Paper I

Phenotypically independent profiles relevant to mental health are genetically correlated

We initially set out to create a set of profiles with phenotypes relevant for mental health. For this we accessed the self-administered questionnaire for each participant with respective data available in UK Biobank. The self-administered questionnaire consists of about 140 items in total covering general mental health, risk factors, and psychiatric symptoms. However, for our analyses we only analyzed a subset of about 43 questions presented to all participants after removing follow-up questions, questions on short-term temporal experiences, and questions with more than 10% missing data. We imputed missing data using the kNN approach with k = 3 and z-normalized the data. We then decomposed this dataset into 13 independent components using an ICA algorithm, each reflecting a different domain relevant for mental health as shown in panel A in Figure 25.1. The loadings from each individual on these 13 components served as the input for the GWAS.

Figure 25.1: A) ICA yielded 13 phenotypically independent profiles of mental health. The weight matrix represents the loadings from each of the questionnaire items on each of the components. B) The weight matrix shows the idedenpendent profiles correlated genetically with mental disorders of overlapping symptomatogy. The items on the y-axis are ordered in descending overall genetic correlation (rg). The items along the x-axis are ordered separately for each psychiatric condition from strongest to weakest genetic correlation. C) Despite the absence of phenotpic correlation, the independent components showed genetic correlation. Figures reproduced from Roelfs et al.1.

The ICA analysis confirmed that even in an undiagnosed population sample, there is sufficient phenotypic variance to capture relevant domains of mental health, such as psychosis (IC2), anxiety, depression, and mental distress (IC3), and addiction and mania (IC11). It also suggests that there will be sufficient genetic variance to run a GWAS successfully.
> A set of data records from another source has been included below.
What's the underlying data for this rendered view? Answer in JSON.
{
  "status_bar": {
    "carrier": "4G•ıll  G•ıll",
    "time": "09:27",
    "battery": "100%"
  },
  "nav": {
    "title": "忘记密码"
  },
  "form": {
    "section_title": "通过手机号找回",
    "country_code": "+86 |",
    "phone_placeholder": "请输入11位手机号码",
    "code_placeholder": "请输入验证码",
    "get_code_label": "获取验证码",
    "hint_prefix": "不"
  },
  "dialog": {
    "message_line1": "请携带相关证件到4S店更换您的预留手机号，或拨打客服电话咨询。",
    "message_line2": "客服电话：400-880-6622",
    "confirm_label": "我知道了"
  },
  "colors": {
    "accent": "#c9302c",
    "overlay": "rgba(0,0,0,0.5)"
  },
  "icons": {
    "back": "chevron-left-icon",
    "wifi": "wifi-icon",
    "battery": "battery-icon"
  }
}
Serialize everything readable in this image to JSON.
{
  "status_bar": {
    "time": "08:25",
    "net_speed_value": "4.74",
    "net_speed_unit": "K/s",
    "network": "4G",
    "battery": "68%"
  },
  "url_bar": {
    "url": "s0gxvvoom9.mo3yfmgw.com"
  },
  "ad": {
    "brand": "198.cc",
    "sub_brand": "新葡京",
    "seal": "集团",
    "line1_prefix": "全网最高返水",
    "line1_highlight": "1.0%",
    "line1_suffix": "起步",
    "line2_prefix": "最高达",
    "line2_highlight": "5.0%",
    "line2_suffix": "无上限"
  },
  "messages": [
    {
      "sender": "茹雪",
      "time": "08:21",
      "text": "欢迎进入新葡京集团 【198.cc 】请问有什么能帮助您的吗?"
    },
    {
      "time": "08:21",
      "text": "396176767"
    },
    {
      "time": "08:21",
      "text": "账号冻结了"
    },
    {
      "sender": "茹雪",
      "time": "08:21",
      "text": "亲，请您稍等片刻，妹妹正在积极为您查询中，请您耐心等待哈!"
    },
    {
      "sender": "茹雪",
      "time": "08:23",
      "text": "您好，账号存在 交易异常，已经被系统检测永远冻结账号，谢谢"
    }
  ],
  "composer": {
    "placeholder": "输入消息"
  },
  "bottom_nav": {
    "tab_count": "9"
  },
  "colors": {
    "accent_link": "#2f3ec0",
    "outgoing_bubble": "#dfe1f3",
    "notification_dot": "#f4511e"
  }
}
We performed a GWAS on each of the 13 independent components separately. In line with common practice at the time, we included only individuals with White European ancestry resulting in a dataset of 117,611 individuals aged 47 to 80 years (mean: 64, SD: 7.66) at time of the mental health asssessment, and the dataset comprised of 56.2% females.

We compared the GWAS summary statistics to a set of publicly available summary statistics on a number of psychiatric disorders and traits. We used the LDSC toolbox to calculate the genetic correlation between each of the 13 independent components and each of the 9 psychiatric disorders and traits, 117 comparisons in total. The result of these genetic correlations are displayed in panel B in Figure 25.1.

We found that for most of the psychiatric disorders and traits the independent components that closely reflected the features of that given disorder showed the strongest genetic correlation. For example, SCZ showed the strongest genetic correlation with IC2 (capturing items related to psychosis), ANX correlated most strongly with IC3 (capturing items related to anxiety, depression, and mental distress), and BIP correlated most strongly with IC11 (capturing items related to addiction and mania).

When comparing the genetic and phenotypic correlation of each of the independent components to each other we found widespread genetic correlation despite the absence of phenotypic correlation, as illustrated in panel C in Figure 25.1. Approximately half of the genetic correlations in this analysis survived multiple testing correction (51%, p < FDR). IC3 (reflecting anxiety, depression, and mental distress) correlated with all but two other independent components, and no independent component had no significant genetic correlations with other components.

These genetic correlations in the absence of phenotypic correlation indicate that the shared genetics between psychiatric disorders may reflect shared biology that extends beyond the common symptoms shared between traits relevant for mental health.